As Attkisson reported for CBS News in December 2011, the purpose behind the Obama administration operation was to use it as a push for new gun control laws.
While investigating the scandal, Attkisson discovered evidence that the ATF, under the Holder DoJ’s guidance, was essentially ‘creating’ a need for a new gun regulation which was called “Demand Letter 3.”
She noted that the letter would require some U.S. gun owners to report the sale of multiple “long guns” or rifles (especially ‘assault’ weapons).
After ATF HQ in Washington had gotten an update on the Fast and Furious operation, ATF Field Ops Assistant Director Mark Chait emailed Bill Newell, ATF’s Phoenix Special Agent in Charge on July 14, 2010 with a request.
“Bill - can you see if these guns were all purchased from the same (licensed gun dealer) and at one time.
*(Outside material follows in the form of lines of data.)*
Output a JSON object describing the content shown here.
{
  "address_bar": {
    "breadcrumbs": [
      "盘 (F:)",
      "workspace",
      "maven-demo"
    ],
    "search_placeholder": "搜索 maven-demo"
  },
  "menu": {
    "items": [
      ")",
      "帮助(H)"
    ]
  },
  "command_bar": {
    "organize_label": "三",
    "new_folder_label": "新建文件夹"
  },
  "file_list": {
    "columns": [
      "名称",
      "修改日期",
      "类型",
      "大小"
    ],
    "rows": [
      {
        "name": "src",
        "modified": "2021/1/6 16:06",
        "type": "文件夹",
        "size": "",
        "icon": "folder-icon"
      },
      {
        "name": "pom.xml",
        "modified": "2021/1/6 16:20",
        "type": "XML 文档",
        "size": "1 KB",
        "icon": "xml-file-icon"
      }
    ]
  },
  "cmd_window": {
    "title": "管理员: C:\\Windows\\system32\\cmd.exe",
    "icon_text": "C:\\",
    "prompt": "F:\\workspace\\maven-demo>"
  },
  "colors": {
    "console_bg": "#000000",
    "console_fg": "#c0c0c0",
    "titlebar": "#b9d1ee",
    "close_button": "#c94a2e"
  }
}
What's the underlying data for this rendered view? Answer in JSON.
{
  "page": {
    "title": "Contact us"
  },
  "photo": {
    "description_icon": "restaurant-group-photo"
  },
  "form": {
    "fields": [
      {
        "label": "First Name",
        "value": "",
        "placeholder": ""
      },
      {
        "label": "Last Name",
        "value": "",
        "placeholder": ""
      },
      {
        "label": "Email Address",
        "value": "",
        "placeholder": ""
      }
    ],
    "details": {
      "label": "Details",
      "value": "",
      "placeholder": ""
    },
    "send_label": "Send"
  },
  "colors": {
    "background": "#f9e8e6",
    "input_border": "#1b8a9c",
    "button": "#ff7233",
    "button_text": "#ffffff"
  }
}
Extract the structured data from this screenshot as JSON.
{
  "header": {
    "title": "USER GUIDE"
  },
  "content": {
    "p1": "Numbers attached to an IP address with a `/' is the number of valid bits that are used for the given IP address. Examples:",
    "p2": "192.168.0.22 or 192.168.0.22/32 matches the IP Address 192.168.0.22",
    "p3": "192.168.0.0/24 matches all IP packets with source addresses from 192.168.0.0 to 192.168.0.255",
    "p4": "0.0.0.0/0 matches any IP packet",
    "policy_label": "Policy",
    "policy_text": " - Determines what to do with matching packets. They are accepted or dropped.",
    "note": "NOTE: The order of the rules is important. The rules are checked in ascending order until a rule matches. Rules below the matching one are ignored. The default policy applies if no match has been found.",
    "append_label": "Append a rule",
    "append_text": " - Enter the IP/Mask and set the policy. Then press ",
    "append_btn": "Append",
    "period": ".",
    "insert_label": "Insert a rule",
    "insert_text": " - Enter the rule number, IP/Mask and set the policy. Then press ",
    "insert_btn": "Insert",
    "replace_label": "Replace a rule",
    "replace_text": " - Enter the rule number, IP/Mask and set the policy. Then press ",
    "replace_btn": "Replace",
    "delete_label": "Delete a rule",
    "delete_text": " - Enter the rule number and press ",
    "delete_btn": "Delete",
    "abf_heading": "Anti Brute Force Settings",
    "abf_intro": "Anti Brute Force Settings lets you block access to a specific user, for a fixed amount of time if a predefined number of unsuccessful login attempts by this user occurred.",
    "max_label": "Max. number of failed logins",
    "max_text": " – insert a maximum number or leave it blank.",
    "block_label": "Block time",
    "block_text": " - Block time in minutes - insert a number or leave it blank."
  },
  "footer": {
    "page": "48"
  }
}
We are looking at anecdotal cases to support a demand letter on long gun multiple sales. Thanks,” it said.
Follow-on evidence also indicated that the Obama Justice Department, using the ATF operation as its impetus, was planning to push for new gun control legislation.
As you might have imagined, the operation and the reason behind it angered gun rights supporters. Larry Keane, then a spokesman for the National Shooting Sports Foundation, a gun industry group, said it was “deeply troubling” if sales by U.S. firearms dealers who were “voluntarily cooperating with ATF's flawed 'Operation Fast & Furious' were going to be used by some individuals within ATF to justify imposing a multiple sales reporting requirement for rifles.”
Gun dealers cooperating with the ATF became more nervous as the operation progressed, often contacting the agency to ensure that they weren’t going to eventually be held liable for the sales.
They couldn’t know at the time they were being utilized as pawns in one of Obama’s schemes to take more guns away from Americans.
A ‘scandal-free’ administration? Hardly.